For those who have always lived in an apartment or condo, you are not going to understand this post.  But from someone who has only lived in houses, I just have to share the absolute thrill I get about 1-2 times a week.

Ready?  It is going down the hall to the…garbage room…and putting garbage down the chute!  It is magnified 9 times by the fact that I’m on the 9th floor.  You may think it is odd that I get such tremendous pleasure out of something so mundane, but seriously – it is a highlight.  I love squishing the bag to get it to fit into the chute …and then anticipating when it is going to plunge down to the bottom, and then the culmination of it crashing on top of the other garbage waiting to be compacted.

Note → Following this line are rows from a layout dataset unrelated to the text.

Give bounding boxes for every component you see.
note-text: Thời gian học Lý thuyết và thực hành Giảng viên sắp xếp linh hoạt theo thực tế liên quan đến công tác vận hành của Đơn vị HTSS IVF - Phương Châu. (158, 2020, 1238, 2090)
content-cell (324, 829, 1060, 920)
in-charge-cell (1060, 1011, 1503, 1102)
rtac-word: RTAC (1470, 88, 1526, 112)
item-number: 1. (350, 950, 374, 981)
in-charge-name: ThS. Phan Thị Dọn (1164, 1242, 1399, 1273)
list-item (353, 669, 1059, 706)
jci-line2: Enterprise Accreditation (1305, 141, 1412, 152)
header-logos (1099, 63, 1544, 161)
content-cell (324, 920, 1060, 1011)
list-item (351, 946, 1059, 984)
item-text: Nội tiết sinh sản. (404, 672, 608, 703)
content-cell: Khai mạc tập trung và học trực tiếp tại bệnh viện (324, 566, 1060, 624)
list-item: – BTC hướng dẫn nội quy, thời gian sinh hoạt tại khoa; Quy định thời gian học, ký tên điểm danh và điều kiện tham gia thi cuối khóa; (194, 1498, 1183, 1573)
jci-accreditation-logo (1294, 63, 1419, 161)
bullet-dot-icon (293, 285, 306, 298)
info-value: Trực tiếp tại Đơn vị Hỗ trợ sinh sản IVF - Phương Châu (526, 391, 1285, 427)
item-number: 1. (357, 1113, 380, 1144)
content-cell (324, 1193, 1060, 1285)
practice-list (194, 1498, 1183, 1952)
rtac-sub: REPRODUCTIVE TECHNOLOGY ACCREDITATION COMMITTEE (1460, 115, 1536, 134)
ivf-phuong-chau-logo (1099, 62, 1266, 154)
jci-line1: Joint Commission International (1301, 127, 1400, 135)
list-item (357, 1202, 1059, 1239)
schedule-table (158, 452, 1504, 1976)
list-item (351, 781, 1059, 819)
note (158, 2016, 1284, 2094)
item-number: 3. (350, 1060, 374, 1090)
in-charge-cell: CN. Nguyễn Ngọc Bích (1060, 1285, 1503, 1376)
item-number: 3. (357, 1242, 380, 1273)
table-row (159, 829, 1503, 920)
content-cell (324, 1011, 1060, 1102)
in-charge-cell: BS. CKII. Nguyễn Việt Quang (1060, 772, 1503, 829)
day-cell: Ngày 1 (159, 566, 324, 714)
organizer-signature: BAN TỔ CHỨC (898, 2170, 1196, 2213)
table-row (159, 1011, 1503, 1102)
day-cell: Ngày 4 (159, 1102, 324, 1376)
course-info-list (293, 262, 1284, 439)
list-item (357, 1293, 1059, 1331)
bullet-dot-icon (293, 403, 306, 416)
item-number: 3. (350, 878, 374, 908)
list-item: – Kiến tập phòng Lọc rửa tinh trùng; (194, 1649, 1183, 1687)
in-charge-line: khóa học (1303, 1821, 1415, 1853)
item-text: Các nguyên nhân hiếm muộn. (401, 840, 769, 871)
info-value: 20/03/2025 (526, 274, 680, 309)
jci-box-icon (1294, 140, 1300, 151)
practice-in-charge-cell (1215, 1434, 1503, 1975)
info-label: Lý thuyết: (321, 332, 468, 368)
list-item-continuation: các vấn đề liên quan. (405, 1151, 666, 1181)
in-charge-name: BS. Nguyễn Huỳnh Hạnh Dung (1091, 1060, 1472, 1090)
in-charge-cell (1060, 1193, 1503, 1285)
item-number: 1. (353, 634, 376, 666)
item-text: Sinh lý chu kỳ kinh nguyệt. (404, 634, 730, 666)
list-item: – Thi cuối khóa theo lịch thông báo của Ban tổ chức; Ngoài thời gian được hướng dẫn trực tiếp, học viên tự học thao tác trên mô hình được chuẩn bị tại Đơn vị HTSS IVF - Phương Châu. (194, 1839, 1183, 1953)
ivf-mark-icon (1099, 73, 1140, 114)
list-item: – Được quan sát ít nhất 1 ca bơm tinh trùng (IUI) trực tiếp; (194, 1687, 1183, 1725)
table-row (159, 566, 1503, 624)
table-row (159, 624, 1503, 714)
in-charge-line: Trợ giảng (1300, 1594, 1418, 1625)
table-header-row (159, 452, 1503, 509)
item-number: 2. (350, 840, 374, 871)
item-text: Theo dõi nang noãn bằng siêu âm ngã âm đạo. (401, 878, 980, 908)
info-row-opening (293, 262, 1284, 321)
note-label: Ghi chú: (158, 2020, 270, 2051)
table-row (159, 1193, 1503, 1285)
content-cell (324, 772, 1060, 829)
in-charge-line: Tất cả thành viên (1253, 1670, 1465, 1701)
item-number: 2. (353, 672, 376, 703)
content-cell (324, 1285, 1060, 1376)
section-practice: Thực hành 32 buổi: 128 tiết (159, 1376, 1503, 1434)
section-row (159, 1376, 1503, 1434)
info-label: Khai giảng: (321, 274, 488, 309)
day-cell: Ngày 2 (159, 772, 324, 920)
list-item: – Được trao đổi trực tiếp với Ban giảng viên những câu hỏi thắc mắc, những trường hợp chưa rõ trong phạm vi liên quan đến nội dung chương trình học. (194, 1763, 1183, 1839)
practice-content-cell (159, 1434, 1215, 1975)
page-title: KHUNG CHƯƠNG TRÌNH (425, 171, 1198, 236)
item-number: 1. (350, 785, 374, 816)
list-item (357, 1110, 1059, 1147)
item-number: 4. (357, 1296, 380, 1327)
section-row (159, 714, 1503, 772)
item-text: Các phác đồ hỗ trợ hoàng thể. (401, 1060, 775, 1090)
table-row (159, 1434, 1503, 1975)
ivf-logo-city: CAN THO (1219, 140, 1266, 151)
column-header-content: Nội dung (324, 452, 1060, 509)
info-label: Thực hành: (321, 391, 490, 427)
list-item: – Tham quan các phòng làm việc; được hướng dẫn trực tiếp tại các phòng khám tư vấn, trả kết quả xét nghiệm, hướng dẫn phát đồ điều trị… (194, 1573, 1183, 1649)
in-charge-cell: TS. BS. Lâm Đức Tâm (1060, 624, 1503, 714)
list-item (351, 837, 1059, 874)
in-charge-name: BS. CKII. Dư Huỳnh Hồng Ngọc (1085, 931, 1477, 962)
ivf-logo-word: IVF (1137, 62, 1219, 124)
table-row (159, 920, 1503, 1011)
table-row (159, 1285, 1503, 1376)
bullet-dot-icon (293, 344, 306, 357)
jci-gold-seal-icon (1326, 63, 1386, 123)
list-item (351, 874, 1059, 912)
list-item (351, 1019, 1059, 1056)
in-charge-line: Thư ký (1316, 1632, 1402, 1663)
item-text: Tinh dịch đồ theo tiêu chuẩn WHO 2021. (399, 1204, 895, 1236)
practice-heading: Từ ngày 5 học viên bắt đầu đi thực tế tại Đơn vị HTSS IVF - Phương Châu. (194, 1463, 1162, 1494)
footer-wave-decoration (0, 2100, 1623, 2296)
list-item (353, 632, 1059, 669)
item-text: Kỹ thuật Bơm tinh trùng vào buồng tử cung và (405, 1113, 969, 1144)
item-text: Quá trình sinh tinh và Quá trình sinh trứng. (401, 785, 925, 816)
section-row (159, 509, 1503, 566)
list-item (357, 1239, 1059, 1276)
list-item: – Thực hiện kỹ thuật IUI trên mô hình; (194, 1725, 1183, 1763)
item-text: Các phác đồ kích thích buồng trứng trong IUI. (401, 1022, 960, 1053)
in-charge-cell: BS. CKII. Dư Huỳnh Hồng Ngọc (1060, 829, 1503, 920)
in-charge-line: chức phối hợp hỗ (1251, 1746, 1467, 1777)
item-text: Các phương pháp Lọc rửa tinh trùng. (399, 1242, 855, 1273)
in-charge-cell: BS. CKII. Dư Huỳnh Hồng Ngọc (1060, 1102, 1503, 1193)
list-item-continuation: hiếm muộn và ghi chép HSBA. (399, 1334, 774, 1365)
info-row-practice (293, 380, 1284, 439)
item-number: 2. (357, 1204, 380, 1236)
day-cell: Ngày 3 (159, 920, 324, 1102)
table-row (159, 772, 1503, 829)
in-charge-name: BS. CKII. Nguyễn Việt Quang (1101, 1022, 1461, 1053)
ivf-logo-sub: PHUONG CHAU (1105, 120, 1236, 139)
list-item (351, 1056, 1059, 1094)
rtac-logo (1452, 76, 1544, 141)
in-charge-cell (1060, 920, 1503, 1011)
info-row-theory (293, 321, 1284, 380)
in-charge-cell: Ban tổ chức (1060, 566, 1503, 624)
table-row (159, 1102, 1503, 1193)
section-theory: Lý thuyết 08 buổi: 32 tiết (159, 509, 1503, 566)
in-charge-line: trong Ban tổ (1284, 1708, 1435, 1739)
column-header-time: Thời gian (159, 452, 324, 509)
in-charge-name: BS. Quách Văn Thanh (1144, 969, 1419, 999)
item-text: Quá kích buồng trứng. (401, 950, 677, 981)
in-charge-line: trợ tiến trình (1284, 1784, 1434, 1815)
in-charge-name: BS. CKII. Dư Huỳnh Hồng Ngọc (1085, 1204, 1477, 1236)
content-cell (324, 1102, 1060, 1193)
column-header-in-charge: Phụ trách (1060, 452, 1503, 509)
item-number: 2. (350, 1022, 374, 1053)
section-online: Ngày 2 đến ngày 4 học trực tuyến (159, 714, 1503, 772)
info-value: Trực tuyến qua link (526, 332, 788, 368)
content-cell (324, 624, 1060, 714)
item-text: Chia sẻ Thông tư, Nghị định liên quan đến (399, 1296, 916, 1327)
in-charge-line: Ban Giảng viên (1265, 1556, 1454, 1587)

The only chutes we had growing up were laundry chutes.  One in the main bathroom, and one in my sister’s room…they were back to back, merging into one above the laundry sink in the basement.  My sister and I would spend inordinate amounts of time  - me in the bathroom cupboard that I had emptied of its toilet paper rolls, and her in her bedroom, stretching our arms down the holes to see if we could touch fingers.

As an adult – I now realize we would each have had to have about 6-foot-long arms in order for this feat to be accomplished, but that didn’t occur to us then.  It is also somewhat miraculous that we didn’t get stuck in the chutes. Oh, my mom would have been MAD!

We had very boring garbage cans at home too.  My first memory is of silver cans that my dad would carry to the curb every week, and of the garbage trucks with garbage men, hanging on to the handles on the back of the trucks, who would jump down at every house and heft up the cans to empty them into the maw of the garbage truck.

Then, many years later, we graduated to the big rolling dumpster-type, green cans, and even later, added in a blue can for recycling and a brown one for yard waste.  Hauling these trash receptacles is just a pain in the butt – especially when they’re full.  In the snow, they fall down and you have to wrestle them up.  Sometimes people steal them. Sometimes you put something ‘forbidden’ in them (like cement blocks or the wrong stuff in the recycling bin) and they won’t collect them at all.  Sometimes the canyon winds would take them far, far away. And now there are no humans involved in feeding the garbage trucks, it is all mechanized with a giant claw-arm that comes out from the truck, hooks around the middle of the can, and lifts the can over the garbage truck upside down, and empties it in.  The only human is the driver.

In New York, there is garbage everywhere.  Oh, my heavenly days, the garbage.  On Saturdays, huge mounds of clear plastic bags pile up outside buildings – sometimes in piles 8 feet high and 30 feet long – the detritus of life in the Big Apple.  I don’t see the garbage trucks, but they must be there…but where does all that garbage go?  This last week, it has been in the high 90’s with humidity around 70-80%.  It is HOT. And there is a distinct aroma in Manhattan.  Hot Trash.  You can say it ‘Haute Garbawwge” if you’d like – but let me tell ya, there’s nothing like it. Makes a pretty good band name, too.